Если вам кажется, что я несу какой-то бред, спешу заверить, что я не сам это все придумал. Политологи называют такие процессы «революции растущих ожиданий». Кроме того, еще прославленный историк Алексис де Токвиль указал на то, что Французская революция вершилась по большей части не бедными массами, «штурмующими Бастилию», а людьми из богатых графств и районов. И Американскую революцию спровоцировали не угнетенные поселенцы, а состоятельные землевладельческие элиты, которые сочли рост налогов притеснением своей свободы и оскорблением своего достоинства. (Некоторые вещи никогда не меняются.)
Первая мировая война – война, в которой приняли участие 32 страны и погибли 17 миллионов человек, – началась из-за того, что в Сербии застрелили одного австрийского богатея. Мир в то время был более глобализированным и экономически процветающим, чем когда-либо прежде. Мировые лидеры были уверены, что серьезный глобальный конфликт просто невозможен. Кто же решится на такую безумную затею и рискнет все это потерять?

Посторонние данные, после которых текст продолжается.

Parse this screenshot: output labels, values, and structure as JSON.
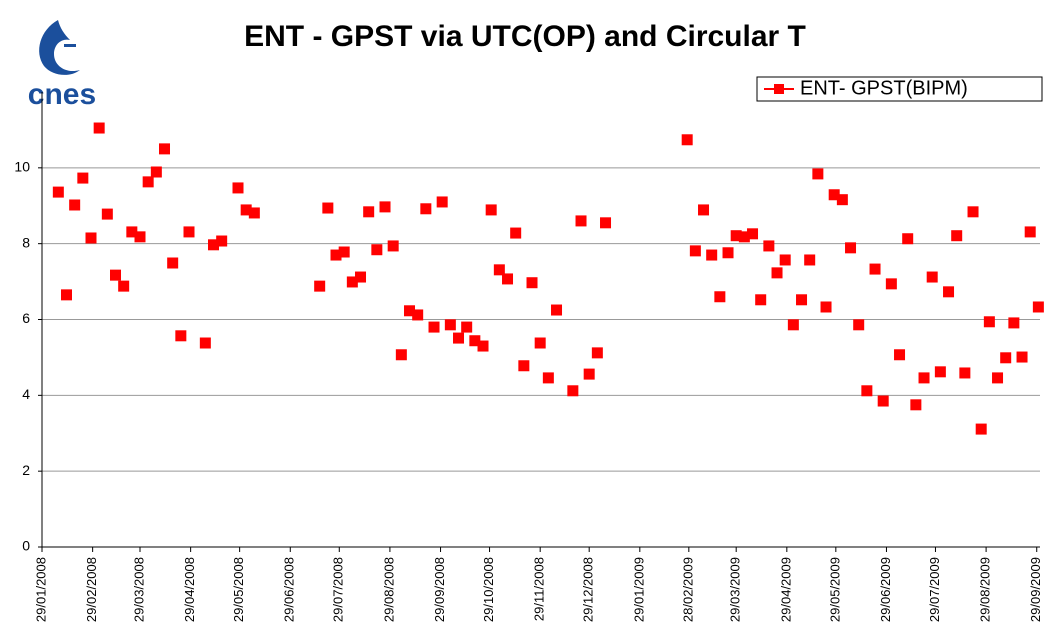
{
  "chart_data": {
    "type": "scatter",
    "title": "ENT - GPST via UTC(OP) and Circular T",
    "logo": "cnes",
    "x": [
      "2008-02-08",
      "2008-02-13",
      "2008-02-18",
      "2008-02-23",
      "2008-02-28",
      "2008-03-04",
      "2008-03-09",
      "2008-03-14",
      "2008-03-19",
      "2008-03-24",
      "2008-03-29",
      "2008-04-03",
      "2008-04-08",
      "2008-04-13",
      "2008-04-18",
      "2008-04-23",
      "2008-04-28",
      "2008-05-08",
      "2008-05-13",
      "2008-05-18",
      "2008-05-28",
      "2008-06-02",
      "2008-06-07",
      "2008-07-17",
      "2008-07-22",
      "2008-07-27",
      "2008-08-01",
      "2008-08-06",
      "2008-08-11",
      "2008-08-16",
      "2008-08-21",
      "2008-08-26",
      "2008-08-31",
      "2008-09-05",
      "2008-09-10",
      "2008-09-15",
      "2008-09-20",
      "2008-09-25",
      "2008-09-30",
      "2008-10-05",
      "2008-10-10",
      "2008-10-15",
      "2008-10-20",
      "2008-10-25",
      "2008-10-30",
      "2008-11-04",
      "2008-11-09",
      "2008-11-14",
      "2008-11-19",
      "2008-11-24",
      "2008-11-29",
      "2008-12-04",
      "2008-12-09",
      "2008-12-19",
      "2008-12-24",
      "2008-12-29",
      "2009-01-03",
      "2009-01-08",
      "2009-02-27",
      "2009-03-04",
      "2009-03-09",
      "2009-03-14",
      "2009-03-19",
      "2009-03-24",
      "2009-03-29",
      "2009-04-03",
      "2009-04-08",
      "2009-04-13",
      "2009-04-18",
      "2009-04-23",
      "2009-04-28",
      "2009-05-03",
      "2009-05-08",
      "2009-05-13",
      "2009-05-18",
      "2009-05-23",
      "2009-05-28",
      "2009-06-02",
      "2009-06-07",
      "2009-06-12",
      "2009-06-17",
      "2009-06-22",
      "2009-06-27",
      "2009-07-02",
      "2009-07-07",
      "2009-07-12",
      "2009-07-17",
      "2009-07-22",
      "2009-07-27",
      "2009-08-01",
      "2009-08-06",
      "2009-08-11",
      "2009-08-16",
      "2009-08-21",
      "2009-08-26",
      "2009-08-31",
      "2009-09-05",
      "2009-09-10",
      "2009-09-15",
      "2009-09-20",
      "2009-09-25",
      "2009-09-30"
    ],
    "series": [
      {
        "name": "ENT- GPST(BIPM)",
        "color": "#ff0000",
        "values": [
          9.36,
          6.65,
          9.02,
          9.73,
          8.15,
          11.05,
          8.78,
          7.17,
          6.88,
          8.31,
          8.18,
          9.63,
          9.89,
          10.5,
          7.49,
          5.57,
          8.31,
          5.38,
          7.97,
          8.07,
          9.47,
          8.89,
          8.81,
          6.88,
          8.94,
          7.7,
          7.78,
          6.99,
          7.12,
          8.84,
          7.84,
          8.97,
          7.94,
          5.07,
          6.23,
          6.12,
          8.92,
          5.8,
          9.1,
          5.86,
          5.51,
          5.8,
          5.44,
          5.3,
          8.89,
          7.31,
          7.07,
          8.28,
          4.78,
          6.97,
          5.38,
          4.46,
          6.25,
          4.12,
          8.6,
          4.56,
          5.12,
          8.55,
          10.74,
          7.81,
          8.89,
          7.7,
          6.6,
          7.76,
          8.21,
          8.18,
          8.26,
          6.52,
          7.94,
          7.23,
          7.57,
          5.86,
          6.52,
          7.57,
          9.84,
          6.33,
          9.29,
          9.16,
          7.89,
          5.86,
          4.12,
          7.33,
          3.85,
          6.94,
          5.07,
          8.13,
          3.75,
          4.46,
          7.12,
          4.62,
          6.73,
          8.21,
          4.59,
          8.84,
          3.11,
          5.94,
          4.46,
          4.99,
          5.91,
          5.01,
          8.31,
          6.33
        ]
      }
    ],
    "xlim": [
      "2008-01-29",
      "2009-10-01"
    ],
    "xticks": [
      {
        "value": "2008-01-29",
        "label": "29/01/2008"
      },
      {
        "value": "2008-02-29",
        "label": "29/02/2008"
      },
      {
        "value": "2008-03-29",
        "label": "29/03/2008"
      },
      {
        "value": "2008-04-29",
        "label": "29/04/2008"
      },
      {
        "value": "2008-05-29",
        "label": "29/05/2008"
      },
      {
        "value": "2008-06-29",
        "label": "29/06/2008"
      },
      {
        "value": "2008-07-29",
        "label": "29/07/2008"
      },
      {
        "value": "2008-08-29",
        "label": "29/08/2008"
      },
      {
        "value": "2008-09-29",
        "label": "29/09/2008"
      },
      {
        "value": "2008-10-29",
        "label": "29/10/2008"
      },
      {
        "value": "2008-11-29",
        "label": "29/11/2008"
      },
      {
        "value": "2008-12-29",
        "label": "29/12/2008"
      },
      {
        "value": "2009-01-29",
        "label": "29/01/2009"
      },
      {
        "value": "2009-02-28",
        "label": "28/02/2009"
      },
      {
        "value": "2009-03-29",
        "label": "29/03/2009"
      },
      {
        "value": "2009-04-29",
        "label": "29/04/2009"
      },
      {
        "value": "2009-05-29",
        "label": "29/05/2009"
      },
      {
        "value": "2009-06-29",
        "label": "29/06/2009"
      },
      {
        "value": "2009-07-29",
        "label": "29/07/2009"
      },
      {
        "value": "2009-08-29",
        "label": "29/08/2009"
      },
      {
        "value": "2009-09-29",
        "label": "29/09/2009"
      }
    ],
    "ylim": [
      0,
      12
    ],
    "yticks": [
      0,
      2,
      4,
      6,
      8,
      10
    ],
    "grid": true,
    "legend": "top-right"
  }
}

Но именно поэтому они все и рискнули.
На протяжении XX в. революционные войны вспыхивали по всему миру, от Восточной Азии и Ближнего Востока до Африки и Латинской Америки, не потому, что народ там голодал или терпел лишения, а потому, что в этих местах происходил рост экономики. Оказавшись в условиях экономического роста, люди обнаруживали, что их желания превосходят возможности институций по удовлетворению этих самых желаний.
Можно еще так описать эту ситуацию: когда в обществе слишком много страдания (люди голодают, умирают, заболевают страшными болезнями и все такое), народ впадает в отчаяние, чувствует, что терять ему уже нечего, говорит «и черт с ним» и начинает закидывать стариканов в деловых костюмах коктейлями Молотова. Но когда в обществе мало страдания, люди начинают все сильнее и сильнее психовать по все более и более ничтожным поводам – и дело доходит до того, что они уже готовы рвать и метать из-за такой чепухи, как якобы «оскорбительный» хеллоуинский костюм.
Как мы помним, человеку, чтобы он рос, зрел и стал в итоге взрослым с сильным характером, нужно среднее количество страданий (по правилу Златовласки: не слишком много, но и не слишком мало). Но точно так же среднее количество страданий необходимо и обществу (если их будет слишком много, вы превратитесь в Сомали; слишком мало – вы будете козлами, которые набивают несколько внедорожников автоматами и оккупируют национальный парк, потому что… а у нас свобода).
Не будем забывать основную причину, почему нам в принципе нужны смертоносные конфликты: они дают нам надежду. Когда у тебя появляется заклятый враг, готовый вот-вот с тобой расправиться, у тебя быстро возникает цель в жизни и прочный контакт с реальностью. Общий враг как ничто другое объединяет людей. Он придает нашим религиям такое вселенское значение, которого в других случаях у них бы и близко не было.
Кризис надежды возникает тогда и только тогда, когда мы благоденствуем. Когда у нас шестьсот каналов, а смотреть нечего. Когда у нас пятнадцать совпадений на Tinder, но ни с кем не хочется идти на свидание. Когда вокруг две тысячи ресторанов, но нам все их приевшиеся блюда не лезут в горло. Благоденствие затрудняет поиск смысла. И делает боль острее. Да и вообще, смысл нужен нам гораздо больше благоденствия, иначе нас ждет очередная встреча с коварной Неприятной правдой.
Финансовые рынки почти все время расширяются по мере появления все больших экономических благ. Но в какой-то момент, когда инвестиции и оценки стоимости превосходят реальную производительность, когда очень много денег уходит в финансовые пирамиды развлечений, а не в инновации, финансовый рынок начинает сжиматься, вымывая все «слабые деньги» и опрокидывая многочисленные переоцененные предприятия, которые не приносили обществу реальной пользы. А как только промывка заканчивается, рост и внедрение инноваций продолжаются – уже по скорректированному курсу.
В «экономике чувств» происходят примерно такие же циклы расширения и сжатия. Наша долгосрочная тенденция – уменьшение боли за счет инноваций. Но в периоды благополучия люди все больше и больше уходят в развлечения, требуют ложной свободы и становятся более хрупкими. В итоге они начинают беситься из-за таких вещей, которые еще поколение или два назад считались бы просто блажью. Возникают пикеты и протесты. Люди пришивают эмблемы к рукавам, надевают странные шапки и принимают новомодную идеологическую религию, которая оправдывала бы их гнев. В сверкающей россыпи развлечений становится все труднее отыскать надежду. В конце концов обстановка накаляется до такой степени, что кто-то обязательно совершает какой-нибудь идиотский, дикий поступок – скажем, стреляет в эрцгерцога или влетает в здание на «Боинге-747», – и разгорается война, в которой гибнут тысячи, если не миллионы людей.